Ovassapian Andranik, Glassenberg Raymond, Randel Gail I, Klock Allan, Mesnick Paul S, Klafta Jerome M
Department of Anesthesia and Critical Care, The University of Chicago Hospitals, University of Chicago, Illinois 60637, USA.
Anesthesiology. 2002 Jul;97(1):124-32. doi: 10.1097/00000542-200207000-00018.
An unexpected difficult intubation occurs because physical examination of the airway is imperfect in predicting it. Lingual tonsil hyperplasia (LTH) is one risk factor for an unanticipated failed intubation that is not detectable during a routine oropharyngeal examination. The authors attempted to determine the incidence of LTH in unanticipated failed intubation in patients subjected to general anesthesia.
Thirty-three patients with unanticipated failed intubation via direct laryngoscopy were subjected to airway examinations and fiberoptic pharyngoscopy to determine the cause(s) of failure. Mouth opening, mandibular subluxation, head extension, thyromental distance, and Mallampati airway class were recorded. Fiberoptic pharyngoscopy was then performed to evaluate the base of the tongue and valleculae.

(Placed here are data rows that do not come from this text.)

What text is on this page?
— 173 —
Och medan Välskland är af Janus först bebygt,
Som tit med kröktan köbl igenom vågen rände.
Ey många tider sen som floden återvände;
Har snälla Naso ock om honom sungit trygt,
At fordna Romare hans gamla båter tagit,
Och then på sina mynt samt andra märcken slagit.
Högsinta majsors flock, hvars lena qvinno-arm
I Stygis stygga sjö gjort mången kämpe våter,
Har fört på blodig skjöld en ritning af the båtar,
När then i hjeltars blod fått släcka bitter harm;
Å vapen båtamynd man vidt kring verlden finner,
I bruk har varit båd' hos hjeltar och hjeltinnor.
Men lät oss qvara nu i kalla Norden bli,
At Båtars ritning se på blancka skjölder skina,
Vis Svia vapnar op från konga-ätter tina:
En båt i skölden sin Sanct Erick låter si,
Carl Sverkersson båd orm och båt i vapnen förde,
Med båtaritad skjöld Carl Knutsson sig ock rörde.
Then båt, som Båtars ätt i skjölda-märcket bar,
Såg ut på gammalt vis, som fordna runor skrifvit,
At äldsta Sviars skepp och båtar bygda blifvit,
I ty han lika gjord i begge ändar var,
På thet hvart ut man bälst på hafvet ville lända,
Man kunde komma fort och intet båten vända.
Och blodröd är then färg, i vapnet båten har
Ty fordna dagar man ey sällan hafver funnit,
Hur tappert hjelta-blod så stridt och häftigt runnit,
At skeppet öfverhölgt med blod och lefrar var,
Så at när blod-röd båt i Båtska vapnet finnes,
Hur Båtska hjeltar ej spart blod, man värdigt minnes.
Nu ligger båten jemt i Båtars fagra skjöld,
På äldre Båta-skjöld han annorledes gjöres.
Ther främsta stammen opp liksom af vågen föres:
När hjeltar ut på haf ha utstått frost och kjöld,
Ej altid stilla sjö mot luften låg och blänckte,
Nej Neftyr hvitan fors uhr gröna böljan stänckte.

Of these 33 patients, none had an airway examination that suggested a difficult intubation. The lungs of 12 patients were difficult to ventilate by mask. In 15 patients, airway measurements were within normal limits with Mallampati class of I or II. Ten patients had a Mallampati class III airway, 6 associated with obesity and 5 with mildly limited head extension. Among the 5 morbidly obese patients, most of the weight was distributed on the lower trunk and body. The 3 remaining patients had a thyromental distance of 6 cm or less but otherwise had a normal airway examination. The only finding common to all 33 patients was LTH observed on fiberoptic pharyngoscopy.
Lingual tonsil hyperplasia can interfere with rigid laryngoscopic intubation and face mask ventilation. Routine physical examination of the airway will not identify its presence. The prevalence of LTH in adults and the extent of its contribution to failed intubation is unknown.
由于气道的体格检查在预测意外困难插管方面并不完美,因此会发生意外的困难插管情况。舌扁桃体增生(LTH)是意外插管失败的一个风险因素,在常规口咽检查中无法检测到。作者试图确定接受全身麻醉患者意外插管失败时LTH的发生率。
对33例经直接喉镜检查意外插管失败的患者进行气道检查和纤维喉镜检查,以确定失败原因。记录张口度、下颌半脱位、头部伸展度、甲颏距离和Mallampati气道分级。然后进行纤维喉镜检查以评估舌根和会厌谷。
在这33例患者中,没有一例气道检查提示困难插管。12例患者的肺部通过面罩通气困难。15例患者的气道测量值在正常范围内,Mallampati分级为I或II级。10例患者为Mallampati III级气道,6例与肥胖有关,5例头部伸展轻度受限。在5例病态肥胖患者中,大部分体重分布在下半身和躯干。其余3例患者的甲颏距离为6 cm或更小,但气道检查其他方面正常。所有33例患者唯一的共同发现是纤维喉镜检查时观察到的LTH。
舌扁桃体增生可干扰硬质喉镜插管和面罩通气。气道的常规体格检查无法识别其存在。成人LTH的患病率及其对插管失败的影响程度尚不清楚。